Le livre paraît insister sur le thème de l’apparence. Il y a le motif du miroir, mais aussi plusieurs transformations et mutations (dont celles auxquelles se livre Lilith). Un sujet auquel le nom de Vain/Vane, le personnage central, semble également faire écho. Lilith est-il une mise en garde ?
Les apparences et les métamorphoses sont des aspects centraux du roman, illustrés par exemple par le miroir de Mr Vane, et par les différents avatars de Lilith, tantôt princesse d’une beauté éblouissante, tantôt chat persan, ou panthère et sangsue blanches, une couleur particulièrement significative symbolisant son potentiel d’évolution et montrant toute l’ambiguïté de ce personnage qui n’est pas unidimensionnel et noir comme on aurait pu s’y attendre, contrairement au corbeau, du côté des forces positives. Ce renversement des présupposés, ou de l’imagerie traditionnelle pour le dire autrement, constitue à lui seul une forme de mise en garde nous invitant à ne pas tirer de conclusions hâtives, à nous méfier des apparences (souvent trompeuses). Mais, on le voit ici, si mise en garde il y a (notamment contre la vanité, et le péché d’orgueil commis quand on juge et jauge sans comprendre), elle s’opère sur un mode allusif, subtil, souvent métaphorique, et donc, d’une manière non didactique et non dogmatique. Ce que le corbeau sous sa forme humaine cherche à faire comprendre à Mr Vane, et ce que met constamment en avant MacDonald dans son texte, c’est, au-delà d’une simple mise en garde un peu moralisatrice sur le danger de se fier aux apparences, le fait que nous vivons dans un monde d’apparences infiniment mystérieux, énigmatique, et parfois insondable. De fait, de nombreuses scènes se déroulent dans une ambiance crépusculaire ou la nuit, pendant le long et difficile voyage initiatique de Mr Vane en chemin vers la lumière.
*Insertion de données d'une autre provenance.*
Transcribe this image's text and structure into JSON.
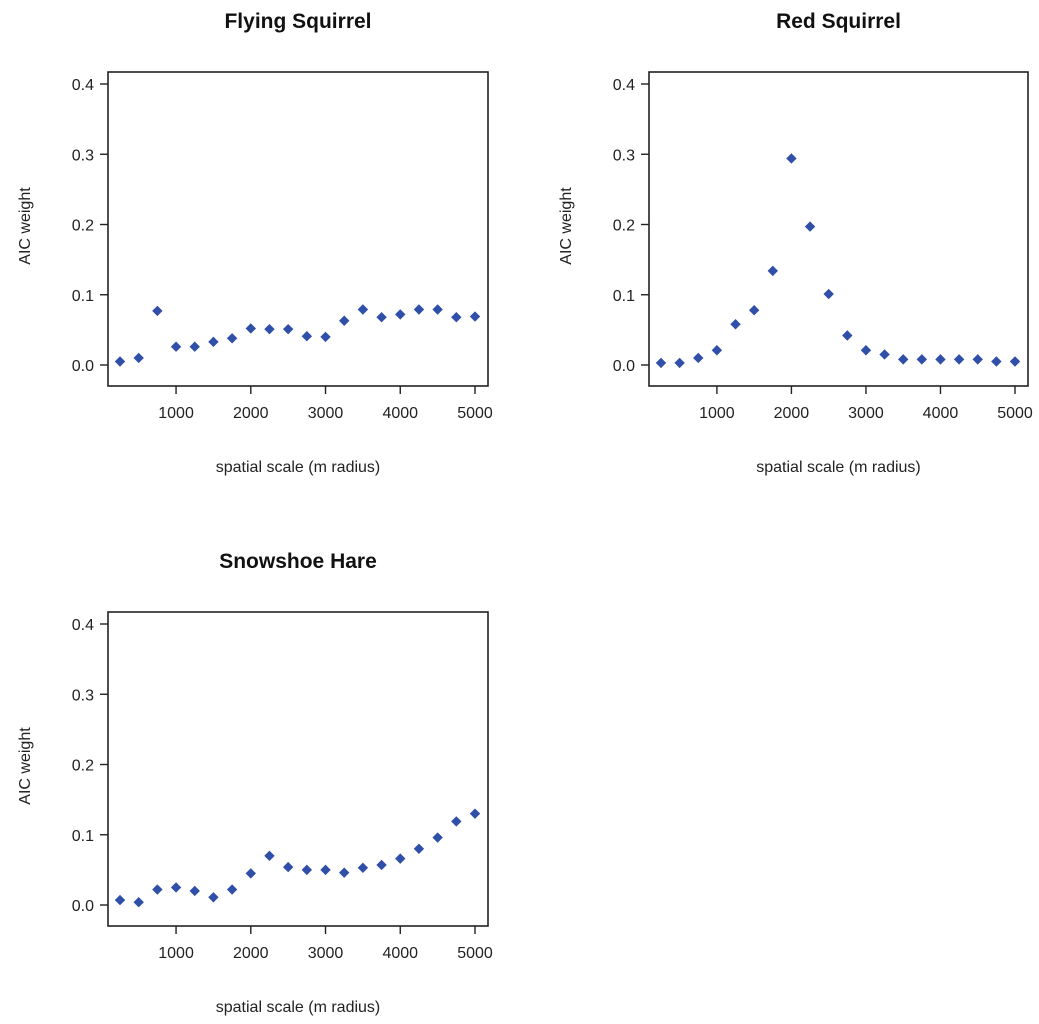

Votre traduction fait l’objet d’une réédition luxueuse chez Callidor, 18 ans après sa première publication. Comment est né le projet de cette ressortie ?
Dix-sept ans après la première publication de Lilith en 2007, cette réédition des « 200 ans de l’auteur » célébrant la naissance de MacDonald en 1824, avec préface de Lin Carter (que j’ai traduite fin 2023), notes et postface, est effectivement très belle et luxueuse et a quelque chose d’une œuvre d’art: harmonie en noir, blanc et dégradés de gris de sa couverture, sa présentation et ses en-têtes de chapitres, et de ses illustrations.
Dès 2019, Thierry Fraysse, le directeur des éditions Callidor, aurait souhaité intégrer Lilith à sa collection « L’Âge d’or de la fantasy » car il voyait en MacDonald (qu’il avait lu dans la collection Ballantine Fantasy Book de Lin Carter à l’époque) un précurseur du genre de la fantasy. Il s’était rendu compte que ma traduction de 2007 n’était plus disponible depuis un certain temps, et m’avait donc contactée. Mais comme il me le disait récemment, il n’avait « pas encore les épaules assez solides, à l’époque, pour que l’on trouve un accord ». Ainsi, l’approche du bicentenaire de la naissance de MacDonald constituait un moment propice (augurant d’une diffusion plus importante) pour lancer le projet et « remettre en avant ce bijou de la fantasy ». Nous avons donc travaillé ensemble à la réalisation de cette belle édition depuis l’été 2023.